Vicarious liability refers to situations in which one person is held liable
for the actions of another. As a result, in a situation involving vicarious
liability, both the person ordering the act and the person ordering it are
liable. As a result, employers are held accountable for the torts committed by
their employees while they were working for them.
Common instances of such a liability include:
- The principal is liable for the wrongdoing of his agent.
- Partners' liability for each other's wrongdoing.
- The master's liability for his servant's negligence.
- The State's or the Administration's liability.
Constituents of Vicarious Liability
So the constituents of vicarious liability are:
- There must be a relationship of a particular type.
- The wrongdoing must be somehow connected to the relationship.
- The wrong has been done within the course of employment.
Vicarious Liability Of The State
Here, the words "administration" and "state" are interchangeable. It is a
difficult question to answer whether the government would be held accountable
for the wrongdoings of its employees, especially in developing nations where the
scope of state involvement is expanding. The Constitution's clauses and the
public law principles inherited from British common law govern the government's
tort liability.
Three guiding principles serve as the foundation for the concept of state
vicarious liability for the wrongs carried out by its agents:
- Respondeat Superior (Let The Principal Be Liable).
- Quifacit Per Alium Facit Per Se (He Who Acts Through Another Does It
Himself).
- Socialization Of Compensation.
Vicarious Liability of State in India
According to Article 300 of the Constitution, the position of State liability is
as follows: In accordance with Clause (1) of Article 300 of the Constitution,
the Government of India may sue or be sued by the name of the Union of India and
the Government of a State may sue or be sued by the name of the State.

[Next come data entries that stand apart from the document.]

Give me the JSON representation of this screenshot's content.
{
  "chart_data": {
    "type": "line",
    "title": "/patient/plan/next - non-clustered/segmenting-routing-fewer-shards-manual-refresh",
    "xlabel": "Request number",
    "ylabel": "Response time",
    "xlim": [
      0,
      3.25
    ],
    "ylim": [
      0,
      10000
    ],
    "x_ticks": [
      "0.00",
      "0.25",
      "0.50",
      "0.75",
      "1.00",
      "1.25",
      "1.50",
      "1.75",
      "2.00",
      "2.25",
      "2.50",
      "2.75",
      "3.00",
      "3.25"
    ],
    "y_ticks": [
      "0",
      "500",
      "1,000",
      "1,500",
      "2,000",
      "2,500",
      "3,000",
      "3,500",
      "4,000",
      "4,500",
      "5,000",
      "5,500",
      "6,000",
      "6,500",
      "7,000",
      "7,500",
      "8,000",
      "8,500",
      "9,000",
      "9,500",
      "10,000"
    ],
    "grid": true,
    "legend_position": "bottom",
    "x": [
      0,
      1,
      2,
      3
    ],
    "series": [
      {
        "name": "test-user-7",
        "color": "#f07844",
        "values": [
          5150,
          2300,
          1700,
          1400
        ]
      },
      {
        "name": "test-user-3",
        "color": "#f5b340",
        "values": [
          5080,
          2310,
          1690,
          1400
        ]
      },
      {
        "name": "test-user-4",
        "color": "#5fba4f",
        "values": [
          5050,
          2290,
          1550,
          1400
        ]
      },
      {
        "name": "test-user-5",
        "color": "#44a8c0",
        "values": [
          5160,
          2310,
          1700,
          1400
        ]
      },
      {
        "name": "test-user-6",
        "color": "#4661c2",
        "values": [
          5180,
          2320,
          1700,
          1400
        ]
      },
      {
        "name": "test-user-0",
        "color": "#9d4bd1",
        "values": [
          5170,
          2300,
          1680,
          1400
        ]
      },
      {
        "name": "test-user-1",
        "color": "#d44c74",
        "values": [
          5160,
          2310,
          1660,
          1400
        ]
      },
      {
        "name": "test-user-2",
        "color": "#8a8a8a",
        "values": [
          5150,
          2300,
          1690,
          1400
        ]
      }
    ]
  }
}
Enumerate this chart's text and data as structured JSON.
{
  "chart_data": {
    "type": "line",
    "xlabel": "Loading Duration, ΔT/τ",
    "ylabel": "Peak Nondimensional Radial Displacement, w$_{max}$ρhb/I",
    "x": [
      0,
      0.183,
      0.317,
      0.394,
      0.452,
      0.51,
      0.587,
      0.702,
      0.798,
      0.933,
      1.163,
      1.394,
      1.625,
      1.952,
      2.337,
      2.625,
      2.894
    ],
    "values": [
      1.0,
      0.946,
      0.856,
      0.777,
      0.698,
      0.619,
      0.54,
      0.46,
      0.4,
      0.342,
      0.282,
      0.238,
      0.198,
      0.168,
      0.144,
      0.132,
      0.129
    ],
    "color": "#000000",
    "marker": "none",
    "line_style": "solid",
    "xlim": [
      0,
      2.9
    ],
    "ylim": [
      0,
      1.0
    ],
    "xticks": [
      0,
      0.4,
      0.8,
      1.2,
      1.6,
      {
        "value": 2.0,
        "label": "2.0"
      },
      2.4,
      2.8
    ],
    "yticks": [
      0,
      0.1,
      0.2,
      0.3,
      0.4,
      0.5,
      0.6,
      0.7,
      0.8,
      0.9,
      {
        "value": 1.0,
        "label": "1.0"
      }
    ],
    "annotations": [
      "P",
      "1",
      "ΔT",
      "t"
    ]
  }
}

Additionally, the Government of India or the Government of a State may sue or be
sued in relation to their respective affairs in similar circumstances to those
in which the Dominion of India and the corresponding Provinces or the
corresponding Indian States might have sued or been sued
"if this
Constitution had not been enacted" Thirdly, any provisions that may be made
by an Act of Parliament or the Legislature of such State, enacted in accordance
with authority granted by the Constitution, shall be subject to the second
mentioned rule.
State Liability
According to the dictum "The King can do no wrong" in English common law, the
King was not responsible for the wrongs committed by his or her servants. The
Crown Proceedings Act of 1947 altered the position of the old Common law maxim
in England, though. Before, the King could not be held liable in a tort case for
any wrong that was actually authorised by it or that was carried out by its
servants while they were working for it.
The Crown Proceedings Act was passed in response to the growing state's
functions, and as a result, the Crown is now equally responsible for any
wrongdoing carried out by its employees as a private person. Similar to this, in
America, the Federal Torts Claims Act, 1946, lays out the guiding principles and
essentially settles the issue of State liability.
Pre-Constitution Judicial Decisions relating to Vicarious Liability of State:
Peninsular & Oriental Steam Navigation Company v Secretary:
It drew a very distinct line between the state's sovereign and non-sovereign
functions.
Secretary of State v. Hari Bhanji:
In this case, the Madras High Court ruled that only state acts were immune from
prosecution. Although the P & O Case ruling provided examples of situations
where the immunity was applicable, it did not extend beyond acts of State.
Post Constitution Judicial Decisions relating to Vicarious Liability of State
State of Rajasthan v. Vidyawati:
In this case, it was decided that the State should share in the same tort
liability as any other employer for torts committed by its employee while acting
in the course and scope of his employment.
Kasturilal v. State of UP:
The court ruled in this case that the respondent's employee committed the act
that gave rise to the current claim for damages while performing work-related
duties. Additionally, that employment fell under the umbrella of sovereign
power. This absolved the state of all responsibility.
Conclusion:
The State, not the government, is the party sought to be held liable in each of
the cases previously discussed. According to the government, the statutory
authority is neither accountable to it nor subordinate to it. Therefore, the
government cannot be held accountable for the effects of a bad decision made by
a statutory authority.
Given that the State passed the statute through its legislative branch, it is
not permitted to make any such argument. Additionally, the Statute itself or any
other authority that the Statute may authorise appoints the authority. In this
situation, the statutory authority's action is taken for and on behalf of the
State. As a result, the state is responsible.